1Have mercy on me, O God, according to your steadfast love; according to your abundant mercy blot out my transgressions.

2Wash me thoroughly from my iniquity, and cleanse me from my sin.

3For I know my transgressions, and my sin is ever before me.

4Against you, you alone, have I sinned, and done what is evil in your sight, so that you are justified in your sentence and blameless when you pass judgment.

5Indeed, I was born guilty, a sinner when my mother conceived me.

6You desire truth in the inward being; therefore teach me wisdom in my secret heart.

7Purge me with hyssop, and I shall be clean; wash me, and I shall be whiter than snow.

8Let me hear joy and gladness; let the bones that you have crushed rejoice.

9Hide your face from my sins, and blot out all my iniquities.

10Create in me a clean heart, O God, and put a new and right spirit within me.

11Do not cast me away from your presence, and do not take your holy spirit from me.

12Restore to me the joy of your salvation, and sustain in me a willing spirit.

13Then I will teach transgressors your ways, and sinners will return to you.

14Deliver me from bloodshed, O God, O God of my salvation, and my tongue will sing aloud of your deliverance.

15O Lord, open my lips, and my mouth will declare your praise.

16For you have no delight in sacrifice; if I were to give a burnt offering, you would not be pleased.

17The sacrifice acceptable to God is a broken spirit; a broken and contrite heart, O God, you will not despise.

2 Corinthians 5:20-6:10

20So we are ambassadors for Christ, since God is making his appeal through us; we entreat you on behalf of Christ, be reconciled to God. 21For our sake he made him to be sin who knew no sin, so that in him we might become the righteousness of God.

6As we work together with him, we urge you also not to accept the grace of God in vain. 2For he says, “At an acceptable time I have listened to you, and on a day of salvation I have helped you.” See, now is the acceptable time; see, now is the day of salvation! 3We are putting no obstacle in anyone’s way, so that no fault may be found with our ministry, 4but as servants of God we have commended ourselves in every way: through great endurance, in afflictions, hardships, calamities, 5beatings, imprisonments, riots, labors, sleepless nights, hunger; 6by purity, knowledge, patience, kindness, holiness of spirit, genuine love, 7truthful speech, and the power of God; with the weapons of righteousness for the right hand and for the left; 8in honor and dishonor, in ill repute and good repute.

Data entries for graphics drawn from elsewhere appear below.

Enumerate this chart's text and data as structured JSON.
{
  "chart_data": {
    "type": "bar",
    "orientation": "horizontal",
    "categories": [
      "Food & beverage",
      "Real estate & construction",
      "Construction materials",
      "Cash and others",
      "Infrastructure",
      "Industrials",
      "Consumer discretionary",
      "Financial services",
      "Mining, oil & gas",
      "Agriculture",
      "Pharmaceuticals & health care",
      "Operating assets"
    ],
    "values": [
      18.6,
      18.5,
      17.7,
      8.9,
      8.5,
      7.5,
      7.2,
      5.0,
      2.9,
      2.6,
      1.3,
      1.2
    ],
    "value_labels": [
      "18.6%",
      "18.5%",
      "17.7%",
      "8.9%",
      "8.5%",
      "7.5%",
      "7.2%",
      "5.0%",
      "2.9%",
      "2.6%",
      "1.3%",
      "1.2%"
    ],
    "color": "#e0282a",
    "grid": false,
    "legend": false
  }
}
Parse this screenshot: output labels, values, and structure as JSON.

We are treated as impostors, and yet are true; 9as unknown, and yet are well known; as dying, and see—we are alive; as punished, and yet not killed; 10as sorrowful, yet always rejoicing; as poor, yet making many rich; as having nothing, and yet possessing everything.


Matthew 6:1-6, 16-21

6“Beware of practicing your piety before others in order to be seen by them; for then you have no reward from your Father in heaven. 2“So whenever you give alms, do not sound a trumpet before you, as the hypocrites do in the synagogues and in the streets, so that they may be praised by others. Truly I tell you, they have received their reward. 3But when you give alms, do not let your left hand know what your right hand is doing, 4so that your alms may be done in secret; and your Father who sees in secret will reward you.

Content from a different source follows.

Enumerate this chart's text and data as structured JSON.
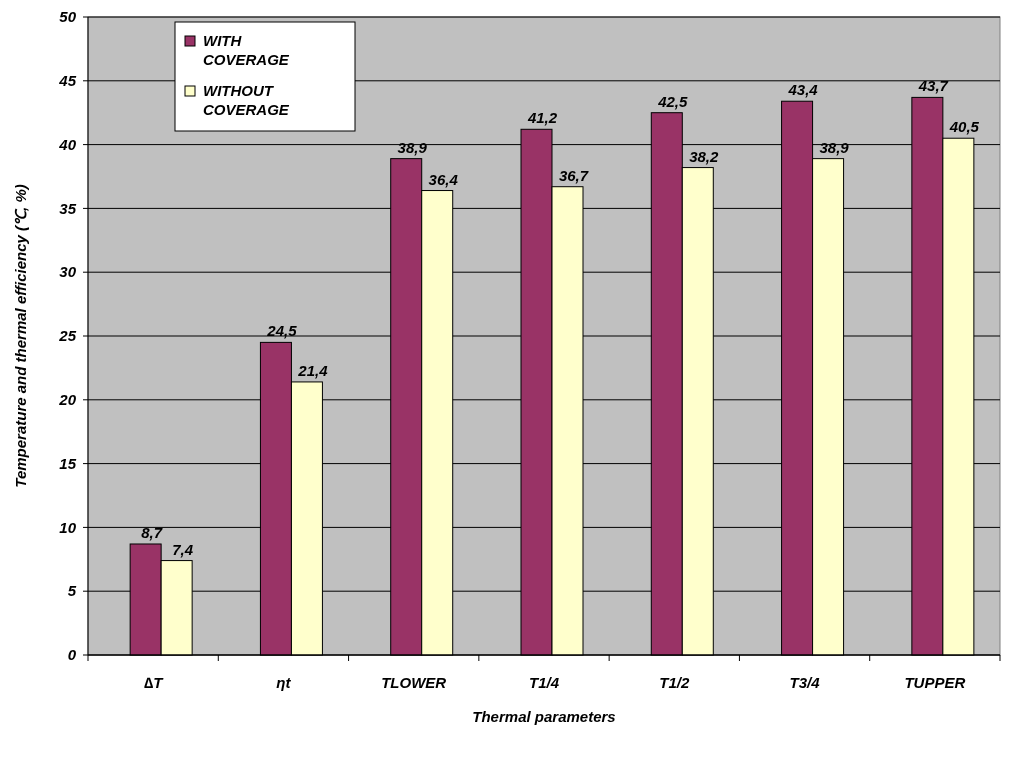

5“And whenever you pray, do not be like the hypocrites; for they love to stand and pray in the synagogues and at the street corners, so that they may be seen by others. Truly I tell you, they have received their reward. 6But whenever you pray, go into your room and shut the door and pray to your Father who is in secret; and your Father who sees in secret will reward you. …

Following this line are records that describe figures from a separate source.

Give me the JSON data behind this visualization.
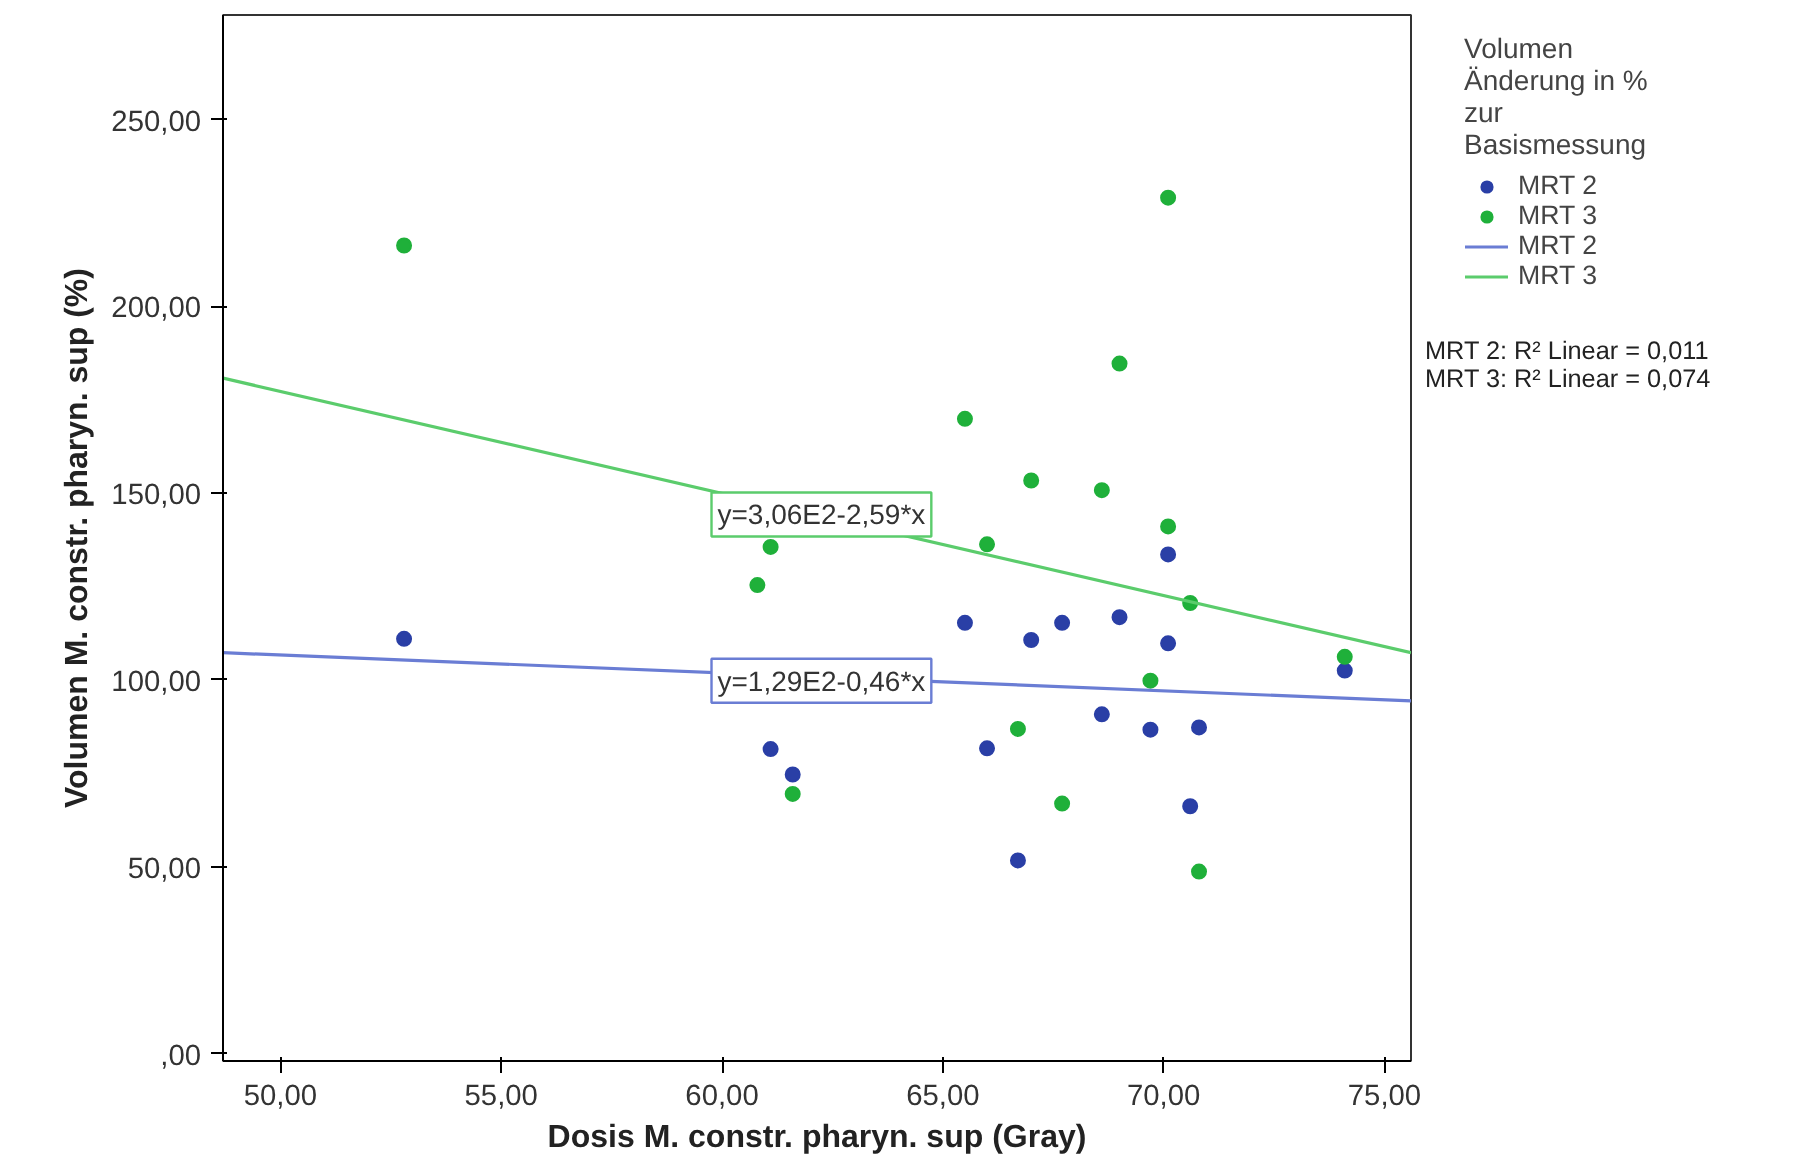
{
  "chart_data": {
    "type": "scatter",
    "xlabel": "Dosis M. constr. pharyn. sup (Gray)",
    "ylabel": "Volumen M. constr. pharyn. sup (%)",
    "legend_title": "Volumen Änderung in % zur Basismessung",
    "xlim": [
      48.7,
      75.6
    ],
    "ylim": [
      -2,
      278
    ],
    "xticks": [
      {
        "value": 50,
        "label": "50,00"
      },
      {
        "value": 55,
        "label": "55,00"
      },
      {
        "value": 60,
        "label": "60,00"
      },
      {
        "value": 65,
        "label": "65,00"
      },
      {
        "value": 70,
        "label": "70,00"
      },
      {
        "value": 75,
        "label": "75,00"
      }
    ],
    "yticks": [
      {
        "value": 0,
        "label": ",00"
      },
      {
        "value": 50,
        "label": "50,00"
      },
      {
        "value": 100,
        "label": "100,00"
      },
      {
        "value": 150,
        "label": "150,00"
      },
      {
        "value": 200,
        "label": "200,00"
      },
      {
        "value": 250,
        "label": "250,00"
      }
    ],
    "grid": false,
    "legend": "right",
    "series": [
      {
        "name": "MRT 2",
        "color": "#2a3fa6",
        "x": [
          52.8,
          61.1,
          61.6,
          65.5,
          66.0,
          66.7,
          67.0,
          67.7,
          68.6,
          69.0,
          69.7,
          70.1,
          70.1,
          70.6,
          70.8,
          74.1
        ],
        "values": [
          111,
          81.5,
          74.7,
          115.3,
          81.7,
          51.7,
          110.7,
          115.3,
          90.8,
          116.8,
          86.7,
          133.6,
          109.8,
          66.2,
          87.3,
          102.5
        ]
      },
      {
        "name": "MRT 3",
        "color": "#1fb03a",
        "x": [
          52.8,
          60.8,
          61.1,
          61.6,
          65.5,
          66.0,
          66.7,
          67.0,
          67.7,
          68.6,
          69.0,
          69.7,
          70.1,
          70.1,
          70.6,
          70.8,
          74.1
        ],
        "values": [
          216.3,
          125.4,
          135.6,
          69.5,
          169.9,
          136.3,
          86.9,
          153.4,
          66.9,
          150.8,
          184.7,
          99.8,
          229.1,
          141.1,
          120.6,
          48.7,
          106.2
        ]
      },
      {
        "name": "MRT 2",
        "type": "line",
        "color": "#6a7dd4",
        "x": [
          48.7,
          75.6
        ],
        "values": [
          107.3,
          94.4
        ]
      },
      {
        "name": "MRT 3",
        "type": "line",
        "color": "#5bcc6c",
        "x": [
          48.7,
          75.6
        ],
        "values": [
          180.8,
          107.3
        ]
      }
    ],
    "annotations": [
      {
        "text": "y=1,29E2-0,46*x",
        "x": 62.25,
        "y": 99.8
      },
      {
        "text": "y=3,06E2-2,59*x",
        "x": 62.25,
        "y": 144.3
      },
      "MRT 2: R² Linear = 0,011",
      "MRT 3: R² Linear = 0,074"
    ]
  }
}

16“And whenever you fast, do not look dismal, like the hypocrites, for they disfigure their faces so as to show others that they are fasting. Truly I tell you, they have received their reward. 17But when you fast, put oil on your head and wash your face, 18so that your fasting may be seen not by others but by your Father who is in secret; and your Father who sees in secret will reward you.

19“Do not store up for yourselves treasures on earth, where moth and rust consume and where thieves break in and steal; 20but store up for yourselves treasures in heaven, where neither moth nor rust consumes and where thieves do not break in and steal. 21For where your treasure is, there your heart will be also.